Though there was an 18% decrease in the number of global organizations impacted by crypto-miners from 2018 to 2019, the report found that there was a sharp increase in supply chain attacks. “Software supply chain attacks attracted public and government attention,” the report said. 

“In such attacks threat actors inject malicious code into components of legitimate applications, victimizing a large number of unsuspecting users. The accumulation of several cases since the beginning of the year led the American government to devote special attention to this evolving threat and will soon publish official recommendations on ways to minimize the impact of such attacks.”

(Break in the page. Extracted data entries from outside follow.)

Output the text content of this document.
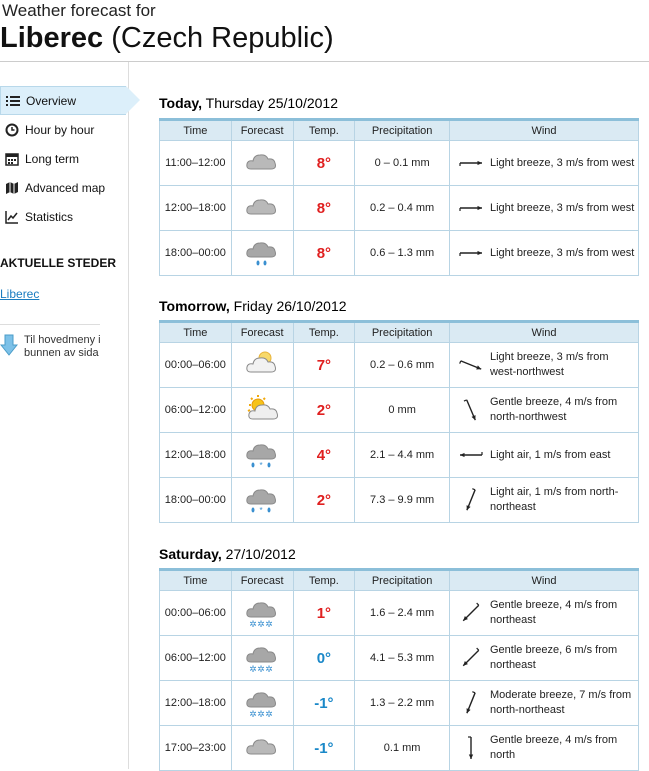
Weather forecast for
Liberec (Czech Republic)
Overview
Hour by hour
Long term
Advanced map
Statistics
AKTUELLE STEDER
Liberec
Til hovedmeny i bunnen av sida
Today, Thursday 25/10/2012
Time	Forecast	Temp.	Precipitation	Wind
11:00–12:00		8°	0 – 0.1 mm	Light breeze, 3 m/s from west

12:00–18:00		8°	0.2 – 0.4 mm	Light breeze, 3 m/s from west

18:00–00:00		8°	0.6 – 1.3 mm	Light breeze, 3 m/s from west
Tomorrow, Friday 26/10/2012
Time	Forecast	Temp.	Precipitation	Wind
00:00–06:00		7°	0.2 – 0.6 mm	Light breeze, 3 m/s from west-northwest

06:00–12:00		2°	0 mm	Gentle breeze, 4 m/s from north-northwest

12:00–18:00	*	4°	2.1 – 4.4 mm	Light air, 1 m/s from east

18:00–00:00	*	2°	7.3 – 9.9 mm	Light air, 1 m/s from north-northeast
Saturday, 27/10/2012
Time	Forecast	Temp.	Precipitation	Wind
00:00–06:00	✲ ✲ ✲	1°	1.6 – 2.4 mm	Gentle breeze, 4 m/s from northeast

06:00–12:00	✲ ✲ ✲	0°	4.1 – 5.3 mm	Gentle breeze, 6 m/s from northeast

12:00–18:00	✲ ✲ ✲	-1°	1.3 – 2.2 mm	Moderate breeze, 7 m/s from north-northeast

17:00–23:00		-1°	0.1 mm	Gentle breeze, 4 m/s from north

In addition, the vast majority (90%) of attacks leveraged older vulnerabilities that were registered in 2017 and earlier, and more than 20% of attacks used vulnerabilities that are at least seven years old, according to the research.       

2019 has also seen a surge in sextortion scams and business email compromise (BEC). “This year saw the sextortion scammers doing everything possible to make their victims worried enough to pay up and avoid the publication of the alleged sexual materials. This mainly includes providing the victim’s personal credentials as evidence, which were usually leaked in previous data breaches or purchased in underground forums,” the report said. 

Also on the rise are attacks targeting resources and sensitive data in public cloud environments. According to the report, “So far this year, cloud cryptomining campaigns stepped up, upgraded their technique set and were capable of evading basic cloud security products, abusing hundreds of vulnerable exposed Docker hosts and even shutting down competitors’ cryptomining campaigns operating in the cloud.”